Usage of EpiFinder Clinical Decision Support in the Assessment of Epilepsy
Authors: Erin Okazaki, Mayo Clinic Arizona; Joseph Sirven, Mayo Clinic Arizona; Amy Crepeau, Mayo Clinic Arizona; Katherine Noe, Mayo Clinic Arizona; Joseph Drazkowski, Mayo Clinic Arizona; Matthew Hoerth, Mayo Clinic Arizona; Robert Yao, EpiFinder Inc; Edgar Salinas, EpiFinder Inc; Lidia Csernak, EpiFinder Inc; and Neel Mehta, EpiFinder Inc
Content: Rationale: The diagnosis of epilepsy is at times elusive for both neurologists and non-neurologists, often resulting in delays of diagnosis and therapy. To address this diagnostic gap, we tested a novel clinical decision support tool, EpiFinder.  This application is designed specifically to take key words from a patient’s history and incorporate them into a heuristic algorithm that dynamically produces a list of differential diagnoses.  We evaluated the utility and accuracy of EpiFinder in providing an accurate diagnosis in an adult cohort. Methods: Patients were prospectively identified upon admission to the epilepsy monitoring unit (EMU) at Mayo Clinic Arizona. A series of 50 consecutive adults admitted for spell classification consented participation and were asked to describe their events in detail.  The terms and phrases used by the patients were input into the EpiFinder application.
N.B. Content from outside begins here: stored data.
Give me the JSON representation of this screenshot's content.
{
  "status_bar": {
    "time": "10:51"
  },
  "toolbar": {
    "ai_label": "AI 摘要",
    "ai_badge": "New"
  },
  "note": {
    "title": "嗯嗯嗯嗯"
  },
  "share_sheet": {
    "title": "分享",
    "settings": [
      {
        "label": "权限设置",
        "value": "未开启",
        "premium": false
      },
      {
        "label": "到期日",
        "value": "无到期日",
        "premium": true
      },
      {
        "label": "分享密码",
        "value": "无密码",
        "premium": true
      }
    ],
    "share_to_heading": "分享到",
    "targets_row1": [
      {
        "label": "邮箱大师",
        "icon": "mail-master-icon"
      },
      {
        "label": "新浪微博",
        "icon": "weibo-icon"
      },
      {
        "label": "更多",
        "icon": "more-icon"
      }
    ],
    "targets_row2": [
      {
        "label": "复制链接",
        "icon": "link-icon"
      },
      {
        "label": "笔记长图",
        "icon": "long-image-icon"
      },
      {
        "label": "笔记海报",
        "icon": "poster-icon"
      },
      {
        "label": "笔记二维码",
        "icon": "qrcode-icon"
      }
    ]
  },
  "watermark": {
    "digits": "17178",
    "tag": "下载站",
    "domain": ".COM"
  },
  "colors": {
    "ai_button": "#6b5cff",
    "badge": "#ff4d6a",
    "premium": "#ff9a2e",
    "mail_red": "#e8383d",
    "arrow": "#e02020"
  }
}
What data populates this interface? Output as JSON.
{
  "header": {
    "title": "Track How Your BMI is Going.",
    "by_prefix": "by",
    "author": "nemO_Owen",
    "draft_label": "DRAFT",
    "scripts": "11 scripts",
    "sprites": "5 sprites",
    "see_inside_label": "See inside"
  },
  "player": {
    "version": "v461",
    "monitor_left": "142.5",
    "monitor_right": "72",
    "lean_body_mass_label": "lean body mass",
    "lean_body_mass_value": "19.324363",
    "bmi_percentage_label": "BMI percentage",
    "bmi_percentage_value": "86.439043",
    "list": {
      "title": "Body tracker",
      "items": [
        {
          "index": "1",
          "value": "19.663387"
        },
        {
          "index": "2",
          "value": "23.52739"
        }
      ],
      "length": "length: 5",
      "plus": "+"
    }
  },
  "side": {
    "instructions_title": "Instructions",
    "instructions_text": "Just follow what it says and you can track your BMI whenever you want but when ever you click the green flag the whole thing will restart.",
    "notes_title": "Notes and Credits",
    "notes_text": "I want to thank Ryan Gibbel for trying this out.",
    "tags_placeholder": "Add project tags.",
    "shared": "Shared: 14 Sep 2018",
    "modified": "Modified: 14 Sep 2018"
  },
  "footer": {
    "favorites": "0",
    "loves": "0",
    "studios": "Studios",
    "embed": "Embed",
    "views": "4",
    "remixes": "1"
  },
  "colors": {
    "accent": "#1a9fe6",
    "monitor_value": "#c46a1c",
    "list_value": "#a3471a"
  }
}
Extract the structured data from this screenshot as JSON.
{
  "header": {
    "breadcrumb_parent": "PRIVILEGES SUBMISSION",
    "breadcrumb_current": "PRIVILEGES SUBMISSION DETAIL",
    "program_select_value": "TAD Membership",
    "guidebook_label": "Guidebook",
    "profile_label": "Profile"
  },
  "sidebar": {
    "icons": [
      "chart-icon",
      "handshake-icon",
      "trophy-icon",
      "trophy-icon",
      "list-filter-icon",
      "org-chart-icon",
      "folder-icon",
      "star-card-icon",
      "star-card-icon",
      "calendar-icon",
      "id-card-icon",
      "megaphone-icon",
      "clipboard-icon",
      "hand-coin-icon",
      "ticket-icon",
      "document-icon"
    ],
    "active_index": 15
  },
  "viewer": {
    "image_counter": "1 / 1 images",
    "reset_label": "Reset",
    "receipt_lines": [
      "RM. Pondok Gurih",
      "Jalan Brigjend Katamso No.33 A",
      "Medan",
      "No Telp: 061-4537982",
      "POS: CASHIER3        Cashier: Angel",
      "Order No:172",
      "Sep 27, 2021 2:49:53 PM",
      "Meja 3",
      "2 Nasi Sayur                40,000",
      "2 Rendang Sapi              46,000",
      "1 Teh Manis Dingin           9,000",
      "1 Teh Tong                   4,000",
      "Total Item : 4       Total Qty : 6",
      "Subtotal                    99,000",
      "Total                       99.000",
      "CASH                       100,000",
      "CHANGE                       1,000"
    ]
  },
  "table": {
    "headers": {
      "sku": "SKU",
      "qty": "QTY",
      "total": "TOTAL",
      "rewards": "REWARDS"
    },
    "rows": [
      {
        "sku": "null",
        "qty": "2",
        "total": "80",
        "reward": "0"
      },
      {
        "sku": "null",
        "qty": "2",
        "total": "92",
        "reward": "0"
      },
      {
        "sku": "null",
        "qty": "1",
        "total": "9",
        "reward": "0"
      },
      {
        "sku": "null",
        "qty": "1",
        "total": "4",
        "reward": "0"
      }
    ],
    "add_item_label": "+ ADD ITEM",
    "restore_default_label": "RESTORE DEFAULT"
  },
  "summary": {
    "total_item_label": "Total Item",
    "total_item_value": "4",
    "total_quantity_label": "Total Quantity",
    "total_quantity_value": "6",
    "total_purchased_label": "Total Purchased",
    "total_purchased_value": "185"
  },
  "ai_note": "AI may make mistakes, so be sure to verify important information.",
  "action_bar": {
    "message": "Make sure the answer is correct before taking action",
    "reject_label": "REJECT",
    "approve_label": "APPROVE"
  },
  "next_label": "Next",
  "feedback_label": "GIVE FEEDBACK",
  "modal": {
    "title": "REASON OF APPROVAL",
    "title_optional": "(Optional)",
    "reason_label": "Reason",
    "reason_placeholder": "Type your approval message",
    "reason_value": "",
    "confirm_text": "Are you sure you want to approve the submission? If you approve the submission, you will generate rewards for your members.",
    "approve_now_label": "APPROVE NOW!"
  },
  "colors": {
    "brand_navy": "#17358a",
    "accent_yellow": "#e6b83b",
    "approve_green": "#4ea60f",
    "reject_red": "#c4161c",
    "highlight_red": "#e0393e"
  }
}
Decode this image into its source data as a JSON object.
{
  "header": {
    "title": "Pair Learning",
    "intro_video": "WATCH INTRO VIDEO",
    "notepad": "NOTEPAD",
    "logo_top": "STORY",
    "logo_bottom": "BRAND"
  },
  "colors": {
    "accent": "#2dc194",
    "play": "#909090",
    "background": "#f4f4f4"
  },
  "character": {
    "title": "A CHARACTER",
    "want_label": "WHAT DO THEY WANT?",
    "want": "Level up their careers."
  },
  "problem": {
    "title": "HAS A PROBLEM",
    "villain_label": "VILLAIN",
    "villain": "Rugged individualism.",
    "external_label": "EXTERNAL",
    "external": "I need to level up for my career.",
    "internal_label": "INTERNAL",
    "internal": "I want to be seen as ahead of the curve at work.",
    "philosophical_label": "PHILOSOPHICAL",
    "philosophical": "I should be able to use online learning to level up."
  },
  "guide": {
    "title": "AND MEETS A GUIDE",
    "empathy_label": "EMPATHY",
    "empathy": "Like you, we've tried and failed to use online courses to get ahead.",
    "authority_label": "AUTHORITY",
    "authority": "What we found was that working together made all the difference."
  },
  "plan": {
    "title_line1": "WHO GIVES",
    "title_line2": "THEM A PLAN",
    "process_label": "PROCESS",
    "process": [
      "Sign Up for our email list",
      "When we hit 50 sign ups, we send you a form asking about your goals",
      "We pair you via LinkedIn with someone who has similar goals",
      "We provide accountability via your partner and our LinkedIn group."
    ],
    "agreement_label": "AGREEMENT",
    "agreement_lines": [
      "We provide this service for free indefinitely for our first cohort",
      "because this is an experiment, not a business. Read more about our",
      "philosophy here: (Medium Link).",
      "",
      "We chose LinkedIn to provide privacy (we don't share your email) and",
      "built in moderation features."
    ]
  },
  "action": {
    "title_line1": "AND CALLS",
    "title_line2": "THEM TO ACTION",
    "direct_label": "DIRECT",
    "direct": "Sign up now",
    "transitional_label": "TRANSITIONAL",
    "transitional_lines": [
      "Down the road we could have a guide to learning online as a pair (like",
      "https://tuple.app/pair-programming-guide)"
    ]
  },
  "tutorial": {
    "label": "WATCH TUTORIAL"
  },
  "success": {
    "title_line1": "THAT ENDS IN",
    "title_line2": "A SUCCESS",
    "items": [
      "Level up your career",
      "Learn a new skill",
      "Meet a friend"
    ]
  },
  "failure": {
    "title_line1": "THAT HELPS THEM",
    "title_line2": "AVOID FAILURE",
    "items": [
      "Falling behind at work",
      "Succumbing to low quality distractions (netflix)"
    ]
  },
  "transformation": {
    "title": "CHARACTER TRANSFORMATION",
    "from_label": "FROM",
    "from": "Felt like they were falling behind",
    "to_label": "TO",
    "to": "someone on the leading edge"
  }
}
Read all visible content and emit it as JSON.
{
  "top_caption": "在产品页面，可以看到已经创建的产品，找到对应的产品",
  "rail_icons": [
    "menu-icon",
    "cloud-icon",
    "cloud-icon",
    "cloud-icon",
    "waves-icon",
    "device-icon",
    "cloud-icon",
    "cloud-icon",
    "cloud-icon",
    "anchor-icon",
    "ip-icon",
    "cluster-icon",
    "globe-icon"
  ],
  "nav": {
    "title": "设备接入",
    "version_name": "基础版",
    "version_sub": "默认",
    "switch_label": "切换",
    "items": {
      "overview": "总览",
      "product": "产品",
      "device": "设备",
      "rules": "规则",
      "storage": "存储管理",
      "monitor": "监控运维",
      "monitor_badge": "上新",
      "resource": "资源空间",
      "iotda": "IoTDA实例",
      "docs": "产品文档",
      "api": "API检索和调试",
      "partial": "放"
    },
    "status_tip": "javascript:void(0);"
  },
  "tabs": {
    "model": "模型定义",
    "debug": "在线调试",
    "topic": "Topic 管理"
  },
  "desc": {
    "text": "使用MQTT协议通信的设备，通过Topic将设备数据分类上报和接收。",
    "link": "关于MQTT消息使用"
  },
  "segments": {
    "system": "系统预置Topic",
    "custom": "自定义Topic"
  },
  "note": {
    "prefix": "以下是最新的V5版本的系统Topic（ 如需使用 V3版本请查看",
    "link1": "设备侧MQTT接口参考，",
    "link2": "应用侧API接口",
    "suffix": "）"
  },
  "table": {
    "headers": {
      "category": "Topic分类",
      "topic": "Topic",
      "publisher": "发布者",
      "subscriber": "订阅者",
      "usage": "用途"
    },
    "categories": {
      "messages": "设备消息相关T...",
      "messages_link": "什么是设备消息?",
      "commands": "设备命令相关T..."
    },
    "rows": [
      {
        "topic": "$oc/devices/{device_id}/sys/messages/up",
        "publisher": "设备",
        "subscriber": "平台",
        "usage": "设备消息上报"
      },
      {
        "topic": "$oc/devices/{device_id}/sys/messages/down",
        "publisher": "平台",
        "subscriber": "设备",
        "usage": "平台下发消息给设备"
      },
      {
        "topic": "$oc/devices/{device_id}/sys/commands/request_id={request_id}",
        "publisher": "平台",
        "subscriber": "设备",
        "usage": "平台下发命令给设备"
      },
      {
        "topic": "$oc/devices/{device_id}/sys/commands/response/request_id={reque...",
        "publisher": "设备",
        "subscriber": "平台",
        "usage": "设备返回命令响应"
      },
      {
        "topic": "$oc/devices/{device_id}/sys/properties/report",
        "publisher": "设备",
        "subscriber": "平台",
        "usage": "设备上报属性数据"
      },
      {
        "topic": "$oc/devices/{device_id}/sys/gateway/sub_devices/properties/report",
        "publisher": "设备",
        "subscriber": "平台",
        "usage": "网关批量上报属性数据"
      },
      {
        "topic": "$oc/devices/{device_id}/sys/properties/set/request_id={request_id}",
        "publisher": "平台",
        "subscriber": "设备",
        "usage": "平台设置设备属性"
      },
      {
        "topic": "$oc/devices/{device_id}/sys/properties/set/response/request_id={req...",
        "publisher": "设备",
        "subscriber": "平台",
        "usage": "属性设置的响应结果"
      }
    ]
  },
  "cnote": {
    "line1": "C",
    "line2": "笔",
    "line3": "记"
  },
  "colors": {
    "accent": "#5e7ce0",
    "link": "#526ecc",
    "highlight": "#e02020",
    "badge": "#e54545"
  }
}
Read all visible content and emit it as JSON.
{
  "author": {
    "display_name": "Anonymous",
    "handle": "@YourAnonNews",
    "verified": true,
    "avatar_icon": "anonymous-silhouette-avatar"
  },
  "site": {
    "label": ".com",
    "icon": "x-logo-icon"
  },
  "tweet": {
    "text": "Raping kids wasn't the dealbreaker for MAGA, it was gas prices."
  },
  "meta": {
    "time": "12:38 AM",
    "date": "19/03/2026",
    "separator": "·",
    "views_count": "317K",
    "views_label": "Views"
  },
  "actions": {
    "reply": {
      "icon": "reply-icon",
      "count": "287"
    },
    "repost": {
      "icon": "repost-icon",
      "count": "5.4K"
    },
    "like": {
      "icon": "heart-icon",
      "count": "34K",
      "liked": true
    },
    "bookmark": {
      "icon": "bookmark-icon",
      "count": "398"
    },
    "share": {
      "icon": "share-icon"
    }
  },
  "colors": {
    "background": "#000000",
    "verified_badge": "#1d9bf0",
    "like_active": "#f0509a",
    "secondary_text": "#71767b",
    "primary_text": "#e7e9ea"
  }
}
If the algorithm predicted epilepsy, it generated a relevant differential of epilepsy syndromes.  If the algorithm did not identify an epilepsy syndrome based on the entered descriptors, it would indicate that the information provided was insufficient.  The EpiFinder-generated results were then compared to the diagnosis that resulted from the patient’s EMU stay.  Results were considered positive if the EpiFinder application produced a differential diagnosis consistent with a focal or generalized epilepsy syndrome. Results: A total of 50 patients admitted to the EMU for scalp EEG monitoring over a five month period from January through May 2017 were included. During that time, 26 patients were diagnosed with a seizure disorder, 22 patients were given a diagnosis of non-epileptic spells, and two patients were found to have a parasomnia.  The algorithm correctly predicted a diagnosis of epilepsy versus non-seizure etiology in 43 patients or 86% of the time with sensitivity of 89.5% (95% CI 77.3-96.5) and specificity of 87.5% (95% CI 67.6-97.3).   Conclusions: EpiFinder is a clinical decision support tool that can be used by providers to help identify epilepsy in the adult population. Though further testing by non-epilepsy trained providers will be required, this promising resource may accurately streamline an epilepsy diagnosis.   Funding: No funding was received in support of this abstract.